There’s a reason why 1 Cor. 13:13 puts hope together with faith and love. Hope requires faith. It’s more than a mere wish, “hoping” that something turns out for the best. Biblical hope is a firm and certain confidence that what God promised will come true. We say “hopefully” when we’re not sure if events will break our way. God says “hope fully on the grace to be brought to you when Jesus Christ is revealed at his coming” (1 Peter 1:13).

Hope requires love. It’s more than expecting a future event to happen, it’s hoping that it does. Biblical hope brims with desire. Hopers don’t merely believe that God will keep his promise, they need him to. They yearn for his return more than anything.

Tell me what you hope for—what you dream about when you don’t have to think about anything—and I’ll tell you what you believe. Tell me what you hope for, and I’ll tell you what you love.


Add yours →

  1. Amen, Mike. Very good thoughts. Completely agree. Best, accessible explaination on hope I’ve read in a while. Where are you preaching Sunday?

  2. This triad (faith, love, hope — the “normal” order, but flexes via context) may be one of the most repeated items from the Bible (just google it). It surfaces in most of Paul’s epistles. I think it is the answer for the consistent structure of Paul’s epistles: First half theology proper (=faith, not believing but belief), Second half praxis that flows from theology (=love=ethics), Third, the motivation and promises of the future integrated throughout (=hope).

    When I research Acts 17 (Areopagus Address) years ago, I argued that it is a thorough Jewish-Christian sermon, containing the ingredients that Second Temple Jewish literature wanted Gentiles to know and own as proselytes: God as Creator, monotheism, an ethic to which you repent, a future judgment…with the addition of Christ in due time.

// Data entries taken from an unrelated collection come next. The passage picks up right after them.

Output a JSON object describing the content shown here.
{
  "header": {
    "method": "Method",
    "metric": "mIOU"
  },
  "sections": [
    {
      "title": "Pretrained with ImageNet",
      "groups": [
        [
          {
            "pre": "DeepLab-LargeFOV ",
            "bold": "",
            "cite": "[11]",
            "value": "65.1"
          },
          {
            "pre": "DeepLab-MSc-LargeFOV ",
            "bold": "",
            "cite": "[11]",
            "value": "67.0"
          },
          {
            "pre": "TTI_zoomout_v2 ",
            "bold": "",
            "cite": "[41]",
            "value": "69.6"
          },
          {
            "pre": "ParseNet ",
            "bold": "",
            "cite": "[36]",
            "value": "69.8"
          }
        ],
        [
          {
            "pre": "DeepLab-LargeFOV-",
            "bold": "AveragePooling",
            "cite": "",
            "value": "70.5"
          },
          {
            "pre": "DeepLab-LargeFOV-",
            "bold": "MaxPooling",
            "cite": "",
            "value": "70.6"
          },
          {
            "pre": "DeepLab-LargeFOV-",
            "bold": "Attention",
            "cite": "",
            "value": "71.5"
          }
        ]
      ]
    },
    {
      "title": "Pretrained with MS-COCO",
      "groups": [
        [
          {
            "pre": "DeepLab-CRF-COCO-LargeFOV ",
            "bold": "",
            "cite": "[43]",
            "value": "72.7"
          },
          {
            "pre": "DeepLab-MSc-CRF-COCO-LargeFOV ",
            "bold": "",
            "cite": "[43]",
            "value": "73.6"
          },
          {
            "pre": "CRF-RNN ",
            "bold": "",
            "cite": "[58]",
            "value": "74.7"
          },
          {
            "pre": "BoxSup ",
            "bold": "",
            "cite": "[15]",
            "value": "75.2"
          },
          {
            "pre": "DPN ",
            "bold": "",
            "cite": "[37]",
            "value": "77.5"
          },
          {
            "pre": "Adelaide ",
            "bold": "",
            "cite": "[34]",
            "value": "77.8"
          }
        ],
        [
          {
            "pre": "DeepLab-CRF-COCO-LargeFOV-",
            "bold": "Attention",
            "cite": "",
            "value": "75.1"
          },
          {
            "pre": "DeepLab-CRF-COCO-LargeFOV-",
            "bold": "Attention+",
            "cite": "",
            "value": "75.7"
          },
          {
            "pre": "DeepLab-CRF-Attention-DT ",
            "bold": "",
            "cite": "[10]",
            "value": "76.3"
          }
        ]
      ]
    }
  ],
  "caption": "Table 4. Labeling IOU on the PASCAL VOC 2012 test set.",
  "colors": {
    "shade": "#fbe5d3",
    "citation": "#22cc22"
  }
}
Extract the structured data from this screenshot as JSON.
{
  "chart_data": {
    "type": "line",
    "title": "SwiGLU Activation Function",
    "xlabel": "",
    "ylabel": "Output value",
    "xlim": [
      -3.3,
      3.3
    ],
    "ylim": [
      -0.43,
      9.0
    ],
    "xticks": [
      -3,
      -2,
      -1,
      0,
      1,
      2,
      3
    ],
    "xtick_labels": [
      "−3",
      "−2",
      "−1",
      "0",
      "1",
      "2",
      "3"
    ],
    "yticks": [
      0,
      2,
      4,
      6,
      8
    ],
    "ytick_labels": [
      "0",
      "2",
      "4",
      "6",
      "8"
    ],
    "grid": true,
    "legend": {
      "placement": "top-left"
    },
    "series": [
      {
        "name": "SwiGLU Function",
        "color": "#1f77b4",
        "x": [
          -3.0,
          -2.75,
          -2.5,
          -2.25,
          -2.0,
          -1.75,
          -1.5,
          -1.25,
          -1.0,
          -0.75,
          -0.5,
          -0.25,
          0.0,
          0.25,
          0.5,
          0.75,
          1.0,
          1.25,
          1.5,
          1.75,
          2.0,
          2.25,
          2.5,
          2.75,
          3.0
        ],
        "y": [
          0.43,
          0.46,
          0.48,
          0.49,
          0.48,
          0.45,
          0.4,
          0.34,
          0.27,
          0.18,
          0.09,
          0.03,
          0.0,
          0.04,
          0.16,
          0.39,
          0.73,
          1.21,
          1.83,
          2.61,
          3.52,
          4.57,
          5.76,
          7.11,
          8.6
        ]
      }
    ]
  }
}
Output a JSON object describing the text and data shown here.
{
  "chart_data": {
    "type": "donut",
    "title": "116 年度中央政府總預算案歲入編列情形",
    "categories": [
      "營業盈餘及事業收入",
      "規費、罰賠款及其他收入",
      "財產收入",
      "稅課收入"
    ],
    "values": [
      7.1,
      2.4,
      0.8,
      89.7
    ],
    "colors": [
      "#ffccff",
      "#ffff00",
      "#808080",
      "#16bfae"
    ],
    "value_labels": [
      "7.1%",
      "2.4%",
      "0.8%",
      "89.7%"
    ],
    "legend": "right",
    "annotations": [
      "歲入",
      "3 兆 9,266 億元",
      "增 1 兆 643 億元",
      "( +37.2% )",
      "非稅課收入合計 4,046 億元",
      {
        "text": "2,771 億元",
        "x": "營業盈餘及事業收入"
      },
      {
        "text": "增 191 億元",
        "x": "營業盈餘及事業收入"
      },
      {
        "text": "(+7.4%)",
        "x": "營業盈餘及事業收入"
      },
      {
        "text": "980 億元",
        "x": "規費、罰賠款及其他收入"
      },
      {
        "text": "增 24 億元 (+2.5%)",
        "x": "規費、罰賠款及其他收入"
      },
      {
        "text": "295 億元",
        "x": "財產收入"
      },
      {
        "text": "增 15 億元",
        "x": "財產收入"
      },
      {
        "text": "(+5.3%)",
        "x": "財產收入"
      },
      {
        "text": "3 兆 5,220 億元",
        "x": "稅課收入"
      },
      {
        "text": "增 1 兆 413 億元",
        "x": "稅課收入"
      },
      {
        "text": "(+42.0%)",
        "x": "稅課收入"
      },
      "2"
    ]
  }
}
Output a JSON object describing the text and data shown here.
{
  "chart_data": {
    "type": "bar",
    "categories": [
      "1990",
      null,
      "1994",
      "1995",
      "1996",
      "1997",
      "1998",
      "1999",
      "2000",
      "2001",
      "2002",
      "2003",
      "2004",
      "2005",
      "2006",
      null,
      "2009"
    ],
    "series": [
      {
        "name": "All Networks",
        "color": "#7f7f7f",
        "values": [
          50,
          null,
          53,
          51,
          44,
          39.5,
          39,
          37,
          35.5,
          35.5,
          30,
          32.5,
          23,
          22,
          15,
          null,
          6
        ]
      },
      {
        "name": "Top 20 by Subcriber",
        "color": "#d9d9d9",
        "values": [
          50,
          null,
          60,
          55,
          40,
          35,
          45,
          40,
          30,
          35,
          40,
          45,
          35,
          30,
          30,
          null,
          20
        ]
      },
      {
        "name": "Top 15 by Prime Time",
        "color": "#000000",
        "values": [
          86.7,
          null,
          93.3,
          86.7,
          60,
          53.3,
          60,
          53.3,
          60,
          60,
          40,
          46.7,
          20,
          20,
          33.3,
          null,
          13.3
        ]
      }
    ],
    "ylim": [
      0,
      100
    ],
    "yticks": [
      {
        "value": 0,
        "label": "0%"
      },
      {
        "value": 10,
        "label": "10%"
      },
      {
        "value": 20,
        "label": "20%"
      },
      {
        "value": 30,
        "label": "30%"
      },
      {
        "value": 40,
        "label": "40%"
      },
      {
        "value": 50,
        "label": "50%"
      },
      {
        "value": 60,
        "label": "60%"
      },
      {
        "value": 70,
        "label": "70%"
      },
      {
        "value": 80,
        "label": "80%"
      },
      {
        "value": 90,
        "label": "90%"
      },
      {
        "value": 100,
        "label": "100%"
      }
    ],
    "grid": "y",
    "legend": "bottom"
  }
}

As I continued thinking about it, the categories of Faith (theology), Love (ethics), and Hope (eschatology) actually flow from these themes (which, IMHO, I think Paul as a good Jew joined with Christ and thereby flowed his missionary proclamation and eventual writing to the churches).

    I have written/papers in piecemeal on this, but I need to pull all of these pieces together and write it up … if only I had more time in retirement 😉

  3. You hit it right on the head. Hope has content and basis; that content and basis being the things believed. Love is the fuel that gives hope life. I like how this understanding gives meaning and context to the 1 cor. passage…

  4. One more thing on a lighter note… Here is a possible sermon illustration… May be Gary Meaders can do a banjo version of it for you…. 😉

  5. Since I read this can I skip out of Sunday’s sermon?

  6. Preaching 1 Peter 1:13-25 this week. I find it interesting that the first imperative in Peter’s letter is “set your hope fully on future grace.” A strong hope in that future grace at the return of Jesus is the launching pad for being holy as a He is holy, conducting ourselves with a healthy fear of God, and loving one another as Peter goes on to command. I love that his first command is in essence, lean heavily on the gospel of grace, I command it!

  7. “We say “hopefully” when we’re not sure if events will break our way.” Comment: Perhaps not the place in your sermon, but when I get an opportunity I like to emphasize to Believers how the world system has hijacked Biblical words and assigned its own definitions to them, making them “accessible to all” and self-defined. Think of someone, a Christian even, stating, “Hopefully, if I am lucky I’ll get the job.” The point is that the enemy is not only constantly trying to make sure that people don’t come to faith, but also trying to take away the faith that Believers have in an attempt to shipwreck them and render them powerless.

    To turn a phrase that may be familiar to the author, The church “says” what it believes (as opposed to sings)

    In addition, I’m not sure if you attempt to unpack any of Hebrews 11:1 in this sermon, but if you plan to, I would be interested to see it. I try to put that scripture in front of people as much as I can as I never seem to be able to penetrate it. I’m apparently in good company:
    Wesley’s comment on Hebrews 11:1: Many times have I thought, many times have I spoke, many times have I wrote upon these words; and yet there appears to be a depth in them which I am in no wise able to fathom. Faith is, in one sense of the word, a divine conviction of God and of the things of God; in another, (nearly related to, yet not altogether the same) it is a divine conviction of the invisible and eternal world.

    In conclusion, this sounds more like a sermon series than a single sermon. Funny how that happens.

  8. I have faith in you and I hope all goes well. I’d love to be there.